The most common major league baseball bat comes from the white ash tree, but that may soon be a thing of the past. The number of ash trees in the U.S. is significantly decreasing mostly because of the winged beetle, the ash borer. This invasive specie comes from Asia and arrived in the United States in the 1990s most likely in wood products. In 2002 scientists found evidence in Michigan that the beetle was responsible for mush of the sufferings of the tree. As well, some scientists believe that a warmer climate may put more stress on the ash, therefore aiding in the borer’s invasion.  A warmer climate may be resulting in a quicker reproductive cycle of the beetle and a more rapid disappearance of the tree. Climate change may also be affecting the ash in the bat, in that the normally dense and flexibly bat might be turning softer because of a longer growing season. Like many other trees in the United States, the ash tree is threatened by habitat changes in part by a warming climate. It seems that maple bats may be the only option in the near future. “We’re watching all this very closely,” said Brian Boltz, the general manager of the Larimer & Norton company, whose Russell mill each day saws, grades and dries scores of billets destined to become Louisville Slugger bats. “Maybe it means more maple bats.

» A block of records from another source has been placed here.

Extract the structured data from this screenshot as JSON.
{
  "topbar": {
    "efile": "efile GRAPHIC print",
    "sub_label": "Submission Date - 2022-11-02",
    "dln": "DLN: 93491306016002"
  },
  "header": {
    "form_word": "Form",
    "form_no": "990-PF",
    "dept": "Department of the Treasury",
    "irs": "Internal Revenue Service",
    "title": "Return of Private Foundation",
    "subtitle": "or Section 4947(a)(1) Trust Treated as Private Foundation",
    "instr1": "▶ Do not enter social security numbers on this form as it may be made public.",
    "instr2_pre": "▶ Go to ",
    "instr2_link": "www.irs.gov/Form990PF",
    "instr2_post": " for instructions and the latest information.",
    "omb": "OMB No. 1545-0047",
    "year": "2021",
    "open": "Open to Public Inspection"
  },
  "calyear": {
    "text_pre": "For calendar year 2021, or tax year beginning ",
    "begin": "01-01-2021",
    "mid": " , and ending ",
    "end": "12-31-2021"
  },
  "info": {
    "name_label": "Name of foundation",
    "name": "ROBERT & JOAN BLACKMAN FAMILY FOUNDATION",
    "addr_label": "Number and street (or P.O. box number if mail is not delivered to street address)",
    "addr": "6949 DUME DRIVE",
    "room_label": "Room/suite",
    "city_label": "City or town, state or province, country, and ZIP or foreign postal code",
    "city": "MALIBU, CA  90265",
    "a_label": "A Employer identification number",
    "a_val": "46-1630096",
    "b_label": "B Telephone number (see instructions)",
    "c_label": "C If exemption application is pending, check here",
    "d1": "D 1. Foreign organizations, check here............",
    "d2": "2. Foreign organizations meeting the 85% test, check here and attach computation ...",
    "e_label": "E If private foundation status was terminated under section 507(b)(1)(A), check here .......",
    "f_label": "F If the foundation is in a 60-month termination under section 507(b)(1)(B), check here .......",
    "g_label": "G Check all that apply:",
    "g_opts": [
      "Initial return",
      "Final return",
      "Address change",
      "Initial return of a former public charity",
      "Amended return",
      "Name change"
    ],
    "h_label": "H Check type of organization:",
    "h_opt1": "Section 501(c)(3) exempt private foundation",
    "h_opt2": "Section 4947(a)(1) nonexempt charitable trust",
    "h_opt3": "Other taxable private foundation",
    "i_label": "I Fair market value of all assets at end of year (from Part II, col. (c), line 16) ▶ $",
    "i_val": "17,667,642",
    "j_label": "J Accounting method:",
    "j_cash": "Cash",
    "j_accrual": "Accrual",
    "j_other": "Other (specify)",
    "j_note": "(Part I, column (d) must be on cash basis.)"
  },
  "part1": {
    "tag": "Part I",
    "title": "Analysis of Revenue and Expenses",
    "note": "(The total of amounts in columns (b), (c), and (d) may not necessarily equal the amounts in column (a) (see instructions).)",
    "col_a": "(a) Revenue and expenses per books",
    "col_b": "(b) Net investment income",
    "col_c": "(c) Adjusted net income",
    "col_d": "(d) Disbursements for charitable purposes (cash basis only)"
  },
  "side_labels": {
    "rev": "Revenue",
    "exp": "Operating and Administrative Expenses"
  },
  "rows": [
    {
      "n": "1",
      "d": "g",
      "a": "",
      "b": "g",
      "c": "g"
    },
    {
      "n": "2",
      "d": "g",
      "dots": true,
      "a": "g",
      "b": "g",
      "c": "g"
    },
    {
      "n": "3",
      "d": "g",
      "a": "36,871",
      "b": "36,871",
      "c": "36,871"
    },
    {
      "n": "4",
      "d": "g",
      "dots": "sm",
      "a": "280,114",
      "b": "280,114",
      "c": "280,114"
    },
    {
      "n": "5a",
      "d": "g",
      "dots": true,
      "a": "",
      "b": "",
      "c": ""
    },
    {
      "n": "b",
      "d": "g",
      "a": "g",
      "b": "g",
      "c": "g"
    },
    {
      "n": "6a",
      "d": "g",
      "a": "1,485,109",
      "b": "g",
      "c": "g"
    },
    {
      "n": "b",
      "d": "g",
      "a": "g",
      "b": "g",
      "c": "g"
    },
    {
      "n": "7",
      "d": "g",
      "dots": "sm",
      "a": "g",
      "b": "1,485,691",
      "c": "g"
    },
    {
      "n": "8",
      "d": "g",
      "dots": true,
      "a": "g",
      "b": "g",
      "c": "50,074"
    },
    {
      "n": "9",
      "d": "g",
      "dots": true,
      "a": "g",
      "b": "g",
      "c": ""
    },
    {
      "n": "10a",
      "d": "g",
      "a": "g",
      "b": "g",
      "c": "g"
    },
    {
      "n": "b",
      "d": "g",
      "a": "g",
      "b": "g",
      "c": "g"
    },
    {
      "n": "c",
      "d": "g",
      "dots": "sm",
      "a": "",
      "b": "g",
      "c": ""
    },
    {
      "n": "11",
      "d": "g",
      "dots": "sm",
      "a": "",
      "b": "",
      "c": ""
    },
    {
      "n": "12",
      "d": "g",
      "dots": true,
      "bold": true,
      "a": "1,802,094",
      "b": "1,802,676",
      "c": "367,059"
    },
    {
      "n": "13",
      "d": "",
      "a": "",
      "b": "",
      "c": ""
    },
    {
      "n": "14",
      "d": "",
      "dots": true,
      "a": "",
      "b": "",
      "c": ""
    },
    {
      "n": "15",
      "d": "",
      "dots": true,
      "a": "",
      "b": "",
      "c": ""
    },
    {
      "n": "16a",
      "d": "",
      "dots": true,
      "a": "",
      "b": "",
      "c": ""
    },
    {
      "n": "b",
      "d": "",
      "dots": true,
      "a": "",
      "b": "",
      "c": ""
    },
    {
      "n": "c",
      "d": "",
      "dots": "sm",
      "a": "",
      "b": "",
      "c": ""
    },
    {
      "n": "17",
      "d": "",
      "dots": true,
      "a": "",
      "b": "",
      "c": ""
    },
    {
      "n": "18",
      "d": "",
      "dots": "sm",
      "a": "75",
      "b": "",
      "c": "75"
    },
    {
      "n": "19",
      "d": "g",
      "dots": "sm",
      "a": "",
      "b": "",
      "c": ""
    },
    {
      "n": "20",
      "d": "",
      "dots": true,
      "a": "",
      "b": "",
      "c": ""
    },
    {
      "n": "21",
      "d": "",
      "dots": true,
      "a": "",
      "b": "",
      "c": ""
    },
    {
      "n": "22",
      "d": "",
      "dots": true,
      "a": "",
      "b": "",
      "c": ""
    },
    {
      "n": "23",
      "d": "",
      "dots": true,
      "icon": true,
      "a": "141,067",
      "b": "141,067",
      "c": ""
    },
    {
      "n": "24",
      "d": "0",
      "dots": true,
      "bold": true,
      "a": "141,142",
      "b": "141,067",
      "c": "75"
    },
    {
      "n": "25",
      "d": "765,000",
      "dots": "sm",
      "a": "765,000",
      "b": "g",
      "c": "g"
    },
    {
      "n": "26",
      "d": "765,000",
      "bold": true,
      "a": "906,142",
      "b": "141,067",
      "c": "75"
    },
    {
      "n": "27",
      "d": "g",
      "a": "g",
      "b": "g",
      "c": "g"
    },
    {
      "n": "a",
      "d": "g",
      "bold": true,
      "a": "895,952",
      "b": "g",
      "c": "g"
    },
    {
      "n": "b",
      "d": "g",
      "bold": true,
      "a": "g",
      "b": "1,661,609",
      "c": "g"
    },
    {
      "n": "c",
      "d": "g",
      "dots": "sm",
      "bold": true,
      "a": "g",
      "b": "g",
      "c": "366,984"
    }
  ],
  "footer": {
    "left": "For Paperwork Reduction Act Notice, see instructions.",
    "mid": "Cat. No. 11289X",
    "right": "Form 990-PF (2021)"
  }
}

Or it may be a matter of using a different species for our bats altogether.” Already, a bat factory in northwestern Pennsylvania has come up with a three to five year plan if the white ash tree disappears, and a plant in Michigan has begun collecting the seeds of ash trees for storage in case the tree is completely wiped out. Many experts think that the extinction of the ash tree is now inevitable.  In the end, baseball players may have fewer kinds of bats to choose from, and it won’t be made of ash.